A primary ideal Q in a ring R is one where ab ∈ Q implies a ∈ Q or bⁿ ∈ Q for some n — the radical √Q is prime, and Q is "concentrated" at √Q. The Lasker-Noether theorem states that in a Noetherian ring, every ideal decomposes as a finite intersection of primary ideals. This is the algebraic generalization of unique prime factorization of integers to ideals in higher-dimensional rings.

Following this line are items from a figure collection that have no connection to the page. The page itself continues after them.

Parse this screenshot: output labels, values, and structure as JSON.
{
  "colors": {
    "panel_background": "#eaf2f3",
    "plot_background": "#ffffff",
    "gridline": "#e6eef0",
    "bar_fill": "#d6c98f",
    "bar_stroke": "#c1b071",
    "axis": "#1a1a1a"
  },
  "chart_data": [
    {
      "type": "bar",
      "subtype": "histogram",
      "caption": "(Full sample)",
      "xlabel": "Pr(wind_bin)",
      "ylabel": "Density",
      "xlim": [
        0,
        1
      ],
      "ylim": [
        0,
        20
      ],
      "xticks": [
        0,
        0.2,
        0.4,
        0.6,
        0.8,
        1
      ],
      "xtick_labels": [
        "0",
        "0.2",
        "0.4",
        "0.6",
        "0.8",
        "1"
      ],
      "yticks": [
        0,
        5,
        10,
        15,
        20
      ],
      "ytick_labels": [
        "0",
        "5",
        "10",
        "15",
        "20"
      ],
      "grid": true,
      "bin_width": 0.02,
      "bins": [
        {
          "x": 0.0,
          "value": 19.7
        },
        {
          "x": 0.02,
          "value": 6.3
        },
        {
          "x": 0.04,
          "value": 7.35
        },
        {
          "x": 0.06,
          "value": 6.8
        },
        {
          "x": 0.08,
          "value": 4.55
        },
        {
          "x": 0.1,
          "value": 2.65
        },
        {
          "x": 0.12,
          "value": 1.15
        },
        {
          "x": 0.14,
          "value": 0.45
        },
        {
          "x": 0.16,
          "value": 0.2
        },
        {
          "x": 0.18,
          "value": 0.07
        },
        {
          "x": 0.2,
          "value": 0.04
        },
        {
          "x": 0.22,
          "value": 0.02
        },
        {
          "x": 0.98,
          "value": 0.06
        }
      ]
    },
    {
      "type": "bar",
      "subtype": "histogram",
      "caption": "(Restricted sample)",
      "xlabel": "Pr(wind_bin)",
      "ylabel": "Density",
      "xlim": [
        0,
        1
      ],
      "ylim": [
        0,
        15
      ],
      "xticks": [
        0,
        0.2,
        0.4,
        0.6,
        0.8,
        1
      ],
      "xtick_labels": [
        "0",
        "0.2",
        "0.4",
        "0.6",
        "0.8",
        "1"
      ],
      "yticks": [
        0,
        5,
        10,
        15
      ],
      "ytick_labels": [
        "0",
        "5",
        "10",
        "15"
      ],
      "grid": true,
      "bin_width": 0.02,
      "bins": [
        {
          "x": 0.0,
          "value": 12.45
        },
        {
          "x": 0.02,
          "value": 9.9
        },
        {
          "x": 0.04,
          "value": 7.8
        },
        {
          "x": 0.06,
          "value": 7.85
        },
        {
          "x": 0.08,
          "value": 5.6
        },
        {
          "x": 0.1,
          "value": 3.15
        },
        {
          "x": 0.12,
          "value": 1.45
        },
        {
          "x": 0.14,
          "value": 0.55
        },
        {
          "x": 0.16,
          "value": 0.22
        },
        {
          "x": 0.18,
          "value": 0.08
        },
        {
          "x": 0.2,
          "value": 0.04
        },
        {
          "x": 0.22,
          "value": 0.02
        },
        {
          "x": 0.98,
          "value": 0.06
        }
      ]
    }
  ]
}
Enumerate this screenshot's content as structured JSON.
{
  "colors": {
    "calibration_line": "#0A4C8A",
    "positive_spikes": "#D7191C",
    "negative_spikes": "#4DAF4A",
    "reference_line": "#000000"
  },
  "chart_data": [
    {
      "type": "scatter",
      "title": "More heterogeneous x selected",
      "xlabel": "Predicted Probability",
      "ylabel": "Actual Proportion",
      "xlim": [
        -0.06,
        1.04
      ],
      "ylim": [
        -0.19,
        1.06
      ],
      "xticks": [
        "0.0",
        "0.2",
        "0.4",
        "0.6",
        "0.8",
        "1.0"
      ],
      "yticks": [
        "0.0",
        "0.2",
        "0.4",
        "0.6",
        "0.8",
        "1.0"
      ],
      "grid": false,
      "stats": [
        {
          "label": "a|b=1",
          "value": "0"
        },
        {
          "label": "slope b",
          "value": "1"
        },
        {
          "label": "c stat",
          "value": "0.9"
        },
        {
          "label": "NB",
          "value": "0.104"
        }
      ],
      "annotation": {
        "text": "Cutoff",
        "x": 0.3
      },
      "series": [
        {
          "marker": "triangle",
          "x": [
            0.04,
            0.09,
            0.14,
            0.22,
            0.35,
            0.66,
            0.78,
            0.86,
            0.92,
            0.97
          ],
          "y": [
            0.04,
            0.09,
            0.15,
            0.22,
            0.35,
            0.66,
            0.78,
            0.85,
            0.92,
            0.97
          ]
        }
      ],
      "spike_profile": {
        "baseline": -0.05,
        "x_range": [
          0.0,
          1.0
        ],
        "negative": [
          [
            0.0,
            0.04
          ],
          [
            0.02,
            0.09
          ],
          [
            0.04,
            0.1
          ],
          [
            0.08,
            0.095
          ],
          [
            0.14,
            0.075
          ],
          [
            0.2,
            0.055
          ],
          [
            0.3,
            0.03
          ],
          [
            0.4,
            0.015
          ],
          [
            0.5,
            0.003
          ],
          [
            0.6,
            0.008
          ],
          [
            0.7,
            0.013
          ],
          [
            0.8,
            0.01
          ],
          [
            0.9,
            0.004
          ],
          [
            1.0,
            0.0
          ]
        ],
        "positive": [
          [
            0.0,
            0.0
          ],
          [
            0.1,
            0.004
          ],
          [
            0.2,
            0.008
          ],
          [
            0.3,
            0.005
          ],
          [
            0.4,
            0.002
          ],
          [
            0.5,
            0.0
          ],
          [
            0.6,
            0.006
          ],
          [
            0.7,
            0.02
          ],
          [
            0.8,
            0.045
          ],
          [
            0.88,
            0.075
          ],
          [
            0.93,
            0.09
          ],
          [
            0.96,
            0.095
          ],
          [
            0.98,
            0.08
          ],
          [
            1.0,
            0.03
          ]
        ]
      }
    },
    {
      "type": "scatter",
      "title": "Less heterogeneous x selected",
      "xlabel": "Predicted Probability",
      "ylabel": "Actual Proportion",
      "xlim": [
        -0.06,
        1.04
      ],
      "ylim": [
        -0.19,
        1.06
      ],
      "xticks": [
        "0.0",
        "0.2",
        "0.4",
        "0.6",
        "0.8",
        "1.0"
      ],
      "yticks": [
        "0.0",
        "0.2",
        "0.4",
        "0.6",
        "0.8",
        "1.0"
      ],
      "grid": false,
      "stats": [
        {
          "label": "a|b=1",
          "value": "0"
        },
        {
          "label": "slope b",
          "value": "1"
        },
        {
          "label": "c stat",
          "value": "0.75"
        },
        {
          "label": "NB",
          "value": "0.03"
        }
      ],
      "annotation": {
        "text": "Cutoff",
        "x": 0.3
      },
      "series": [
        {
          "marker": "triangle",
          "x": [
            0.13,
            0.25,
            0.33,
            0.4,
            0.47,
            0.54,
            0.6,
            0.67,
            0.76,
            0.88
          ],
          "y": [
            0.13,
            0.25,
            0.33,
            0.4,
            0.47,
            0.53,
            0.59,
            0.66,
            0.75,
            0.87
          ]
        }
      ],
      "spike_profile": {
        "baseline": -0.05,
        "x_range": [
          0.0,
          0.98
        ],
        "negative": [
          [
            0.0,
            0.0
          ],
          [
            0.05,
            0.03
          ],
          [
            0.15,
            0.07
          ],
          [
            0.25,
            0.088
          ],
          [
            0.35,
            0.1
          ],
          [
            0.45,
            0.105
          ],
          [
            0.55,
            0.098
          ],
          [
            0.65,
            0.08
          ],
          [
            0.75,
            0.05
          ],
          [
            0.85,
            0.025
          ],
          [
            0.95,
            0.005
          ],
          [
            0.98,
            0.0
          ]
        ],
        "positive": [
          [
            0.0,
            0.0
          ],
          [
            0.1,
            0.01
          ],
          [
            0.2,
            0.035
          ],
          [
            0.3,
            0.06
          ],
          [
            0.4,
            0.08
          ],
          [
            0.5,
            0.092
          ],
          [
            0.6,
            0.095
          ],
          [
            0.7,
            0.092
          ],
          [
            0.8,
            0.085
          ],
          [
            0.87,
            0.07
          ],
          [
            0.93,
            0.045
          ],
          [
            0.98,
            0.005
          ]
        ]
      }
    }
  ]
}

Unique factorization of integers — 12 = 2² × 3 — is really a statement about ideals: (12) = (4) ∩ (3), where (4) is (2)-primary and (3) is (3)-primary. Primary decomposition generalizes this to ideals in any Noetherian ring. An ideal Q is primary if ab ∈ Q implies a ∈ Q or bⁿ ∈ Q for some positive integer n. The radical √Q (the set of elements with some power in Q) is always a prime ideal P, and we say Q is P-primary. Informally, a primary ideal is "concentrated at a single prime" — its deviation from being prime is controlled, consisting only of nilpotent elements in R/Q.
The Lasker-Noether theorem asserts that in a Noetherian ring, every ideal I can be written as a finite intersection I = Q₁ ∩ ··· ∩ Qₙ of primary ideals. The decomposition is called irredundant if no Qᵢ can be removed without changing the intersection. In an irredundant decomposition, the prime ideals Pᵢ = √Qᵢ are called the associated primes of I. The first uniqueness theorem says the set {P₁, ..., Pₙ} is uniquely determined by I (independent of the decomposition). The second uniqueness theorem says that Qᵢ is uniquely determined when Pᵢ is a minimal associated prime.
The distinction between minimal and embedded associated primes is geometrically significant. Consider the ideal I = (x², xy) in k[x,y]. Its primary decomposition is (x) ∩ (x², y) = (x) ∩ (x², xy, y^n) for any n ≥ 1 — the (x,y)-primary component is not unique. The minimal prime (x) corresponds to the line x = 0; the embedded prime (x,y) corresponds to the origin, which is a "special point" on that line where extra vanishing occurs. Embedded primes detect subtle geometric features — thickened points, non-reduced structure, singularities.
Primary decomposition connects to many other parts of commutative algebra. The associated primes of an ideal determine where localization is trivial versus non-trivial. The Noetherian hypothesis is essential — non-Noetherian rings can have ideals without primary decomposition. The theory extends to modules (primary decomposition of submodules), which is the framework needed for the deeper theory of associated primes and support of modules.